Poroschenko ließ daraufhin all seine Beziehungen spielen und übte persönlich Druck aus auf die Organisatoren, wie ein Pressesprecher der MSK auf Facebook schrieb. Daraufhin wurde der 12-Punkte-Plan Freitagnacht von der Website der MSK gelöscht. Poroschenko schrieb am Samstag stolz auf Twitter:
„Die 12 Schritte der Russischen Föderation wurden durch unsere Bemühungen und die Bemühungen unserer Partner von der Website entfernt. Vielen Dank an die Organisatoren der Konferenz für ihre schnelle Reaktion.“
Erstaunlich, dass Proschenko Ischinger, Breedlove und anderes transatlantisches Spitzenpersonal unter den Autoren des Friedensplans praktisch als Vertreter der Russischen Föderation bezeichnet.

Dokument wieder auf der MSK-Seite

Samstagnacht wurde das Dokument jedoch wieder auf die Seite der MSK zum Download gestellt, wenn auch mit einem verkürzten Einführungstext.
Dass ein Dokument gelöscht wird von der offiziellen Website der Sicherheitskonferenz  ist schon ein ungewöhnlicher, wenn nicht skandalöser Vorgang. Der Pressedienst der MSK hat sich bisher offiziell nicht dazu geäußert.
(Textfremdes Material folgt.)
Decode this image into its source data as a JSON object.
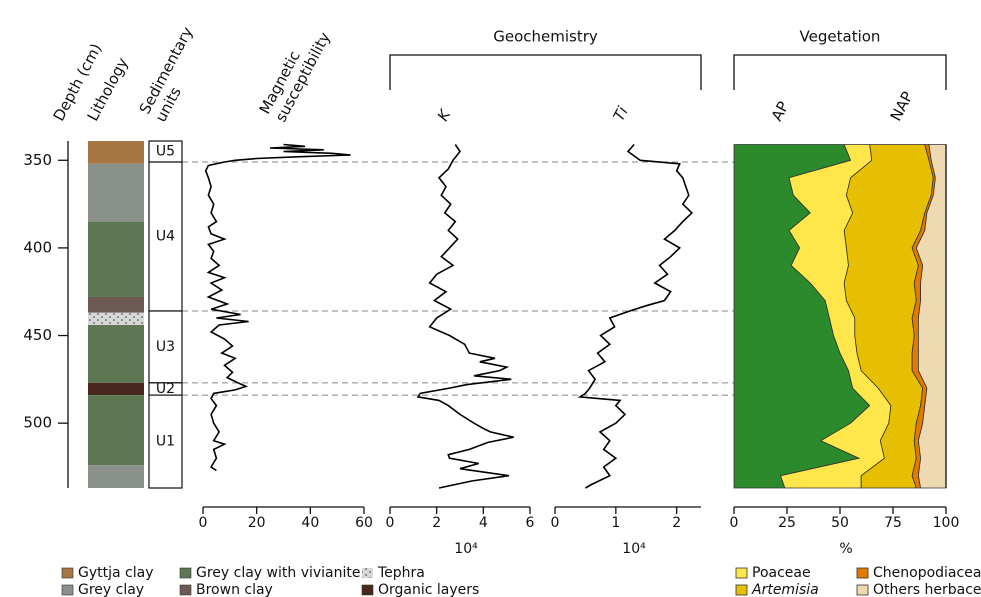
{
  "depth_axis": {
    "label": "Depth (cm)",
    "lim": [
      339,
      537
    ],
    "ticks": [
      350,
      400,
      450,
      500
    ]
  },
  "lithology": {
    "title": "Lithology",
    "legend": [
      {
        "name": "Gyttja clay",
        "color": "#a87644"
      },
      {
        "name": "Grey clay",
        "color": "#8a918a"
      },
      {
        "name": "Grey clay with vivianite",
        "color": "#5d7752"
      },
      {
        "name": "Brown clay",
        "color": "#6d5a54"
      },
      {
        "name": "Tephra",
        "color": "#d4d4d4"
      },
      {
        "name": "Organic layers",
        "color": "#48281e"
      }
    ],
    "layers": [
      {
        "top": 339,
        "bottom": 352,
        "class": 0
      },
      {
        "top": 352,
        "bottom": 385,
        "class": 1
      },
      {
        "top": 385,
        "bottom": 428,
        "class": 2
      },
      {
        "top": 428,
        "bottom": 437,
        "class": 3
      },
      {
        "top": 437,
        "bottom": 444,
        "class": 4
      },
      {
        "top": 444,
        "bottom": 477,
        "class": 2
      },
      {
        "top": 477,
        "bottom": 484,
        "class": 5
      },
      {
        "top": 484,
        "bottom": 524,
        "class": 2
      },
      {
        "top": 524,
        "bottom": 537,
        "class": 1
      }
    ]
  },
  "units": {
    "title_lines": [
      "Sedimentary",
      "units"
    ],
    "items": [
      {
        "name": "U5",
        "top": 339,
        "bottom": 351
      },
      {
        "name": "U4",
        "top": 351,
        "bottom": 436
      },
      {
        "name": "U3",
        "top": 436,
        "bottom": 477
      },
      {
        "name": "U2",
        "top": 477,
        "bottom": 484
      },
      {
        "name": "U1",
        "top": 484,
        "bottom": 537
      }
    ]
  },
  "groups": [
    {
      "title": "Geochemistry",
      "charts": [
        1,
        2
      ]
    },
    {
      "title": "Vegetation",
      "charts": [
        3
      ]
    }
  ],
  "chart_data": [
    {
      "type": "line",
      "title_lines": [
        "Magnetic",
        "susceptibility"
      ],
      "xlim": [
        0,
        60
      ],
      "xticks": [
        0,
        20,
        40,
        60
      ],
      "color": "#000000",
      "depth": [
        341,
        342,
        343,
        344,
        345,
        346,
        347,
        348,
        349,
        350,
        351,
        353,
        356,
        360,
        365,
        370,
        375,
        380,
        385,
        388,
        392,
        395,
        398,
        402,
        406,
        410,
        414,
        417,
        420,
        424,
        428,
        432,
        435,
        438,
        440,
        442,
        444,
        448,
        452,
        456,
        460,
        463,
        467,
        471,
        474,
        477,
        479,
        481,
        483,
        486,
        490,
        495,
        500,
        505,
        510,
        512,
        515,
        520,
        525,
        527
      ],
      "values": [
        30,
        38,
        25,
        45,
        30,
        48,
        55,
        35,
        20,
        12,
        8,
        2,
        1,
        2,
        3,
        2,
        4,
        3,
        5,
        2,
        3,
        8,
        2,
        4,
        3,
        6,
        2,
        8,
        3,
        7,
        2,
        9,
        3,
        14,
        5,
        17,
        6,
        3,
        8,
        11,
        7,
        12,
        8,
        11,
        9,
        13,
        16,
        12,
        4,
        3,
        5,
        3,
        4,
        6,
        4,
        8,
        4,
        5,
        3,
        5
      ]
    },
    {
      "type": "line",
      "title": "K",
      "xlabel": "10⁴",
      "xlim": [
        0,
        6
      ],
      "xticks": [
        0,
        2,
        4,
        6
      ],
      "color": "#000000",
      "depth": [
        341,
        345,
        350,
        355,
        360,
        365,
        370,
        375,
        380,
        385,
        390,
        395,
        400,
        405,
        410,
        415,
        420,
        425,
        430,
        435,
        440,
        445,
        450,
        455,
        460,
        463,
        465,
        468,
        470,
        473,
        475,
        478,
        480,
        483,
        485,
        487,
        490,
        495,
        500,
        503,
        505,
        508,
        511,
        515,
        518,
        520,
        523,
        526,
        530,
        533,
        537
      ],
      "values": [
        2.8,
        3.0,
        2.7,
        2.5,
        2.1,
        2.4,
        2.2,
        2.6,
        2.35,
        2.8,
        2.5,
        2.9,
        2.55,
        2.2,
        2.7,
        2.0,
        1.7,
        2.4,
        1.9,
        2.6,
        2.0,
        1.7,
        2.55,
        3.2,
        3.4,
        4.5,
        3.85,
        5.0,
        4.7,
        3.6,
        5.2,
        3.3,
        2.55,
        1.3,
        1.2,
        2.1,
        2.5,
        3.0,
        3.6,
        4.0,
        4.3,
        5.3,
        4.2,
        3.4,
        2.5,
        2.55,
        3.8,
        3.0,
        5.1,
        3.5,
        2.1
      ]
    },
    {
      "type": "line",
      "title": "Ti",
      "xlabel": "10⁴",
      "xlim": [
        0,
        2.4
      ],
      "xticks": [
        0,
        1,
        2
      ],
      "color": "#000000",
      "depth": [
        341,
        345,
        350,
        352,
        356,
        360,
        365,
        370,
        375,
        380,
        385,
        390,
        395,
        400,
        405,
        410,
        415,
        420,
        425,
        430,
        433,
        436,
        440,
        445,
        450,
        455,
        460,
        465,
        470,
        475,
        480,
        483,
        485,
        487,
        490,
        495,
        500,
        505,
        510,
        515,
        520,
        525,
        530,
        535,
        537
      ],
      "values": [
        1.3,
        1.2,
        1.4,
        2.05,
        2.0,
        2.1,
        2.15,
        2.2,
        2.1,
        2.25,
        2.1,
        1.97,
        1.8,
        2.05,
        1.9,
        1.72,
        1.85,
        1.64,
        1.9,
        1.8,
        1.5,
        1.23,
        0.9,
        0.98,
        0.75,
        0.9,
        0.7,
        0.82,
        0.55,
        0.66,
        0.57,
        0.5,
        0.41,
        1.07,
        1.0,
        1.15,
        1.0,
        0.74,
        0.9,
        0.8,
        1.0,
        0.8,
        0.9,
        0.6,
        0.5
      ]
    },
    {
      "type": "stacked_area",
      "group_label": "NAP",
      "xlabel": "%",
      "xlim": [
        0,
        100
      ],
      "xticks": [
        0,
        25,
        50,
        75,
        100
      ],
      "depth": [
        341,
        350,
        360,
        370,
        380,
        390,
        400,
        410,
        420,
        430,
        440,
        450,
        460,
        470,
        480,
        490,
        500,
        510,
        520,
        530,
        537
      ],
      "series": [
        {
          "name": "AP",
          "color": "#2b8a2b",
          "legend": false,
          "values": [
            52,
            55,
            26,
            28,
            36,
            26,
            31,
            27,
            36,
            43,
            45,
            47,
            50,
            54,
            56,
            64,
            55,
            41,
            59,
            22,
            24
          ]
        },
        {
          "name": "Poaceae",
          "color": "#ffe64a",
          "legend": true,
          "values": [
            12,
            10,
            29,
            25,
            20,
            26,
            22,
            27,
            16,
            10,
            12,
            10,
            8,
            6,
            12,
            10,
            18,
            28,
            12,
            38,
            36
          ]
        },
        {
          "name": "Artemisia",
          "color": "#e6bf00",
          "legend": true,
          "italic": true,
          "values": [
            26,
            27,
            39,
            40,
            34,
            36,
            31,
            33,
            33,
            33,
            27,
            28,
            26,
            24,
            21,
            14,
            13,
            16,
            15,
            24,
            26
          ]
        },
        {
          "name": "Chenopodiaceae",
          "color": "#e07a00",
          "legend": true,
          "values": [
            2,
            1,
            1,
            1,
            1,
            2,
            2,
            2,
            3,
            2,
            3,
            2,
            3,
            3,
            2,
            2,
            3,
            2,
            2,
            3,
            2
          ]
        },
        {
          "name": "Others herbaceous",
          "color": "#efd9b0",
          "legend": true,
          "values": [
            8,
            7,
            5,
            6,
            9,
            10,
            14,
            11,
            12,
            12,
            13,
            13,
            13,
            13,
            9,
            10,
            11,
            13,
            12,
            13,
            12
          ]
        }
      ]
    }
  ]
}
Auch der Chef der Sicherheitskonferenz Botschafter Ischinger, der die MSK am Sonntagmittag offiziell beendete, hat bisher keine Stellung bezogen zu den Vorgängen um den Ukraine-Friedensplan, dessen Koautor er ist.
An der 56. Auflage der Sicherheitskonferenz von Freitag bis Sonntag nahmen etwa 35 Staats- und Regierungschefs sowie fast 100 Außen- und Verteidigungsminister in München teil.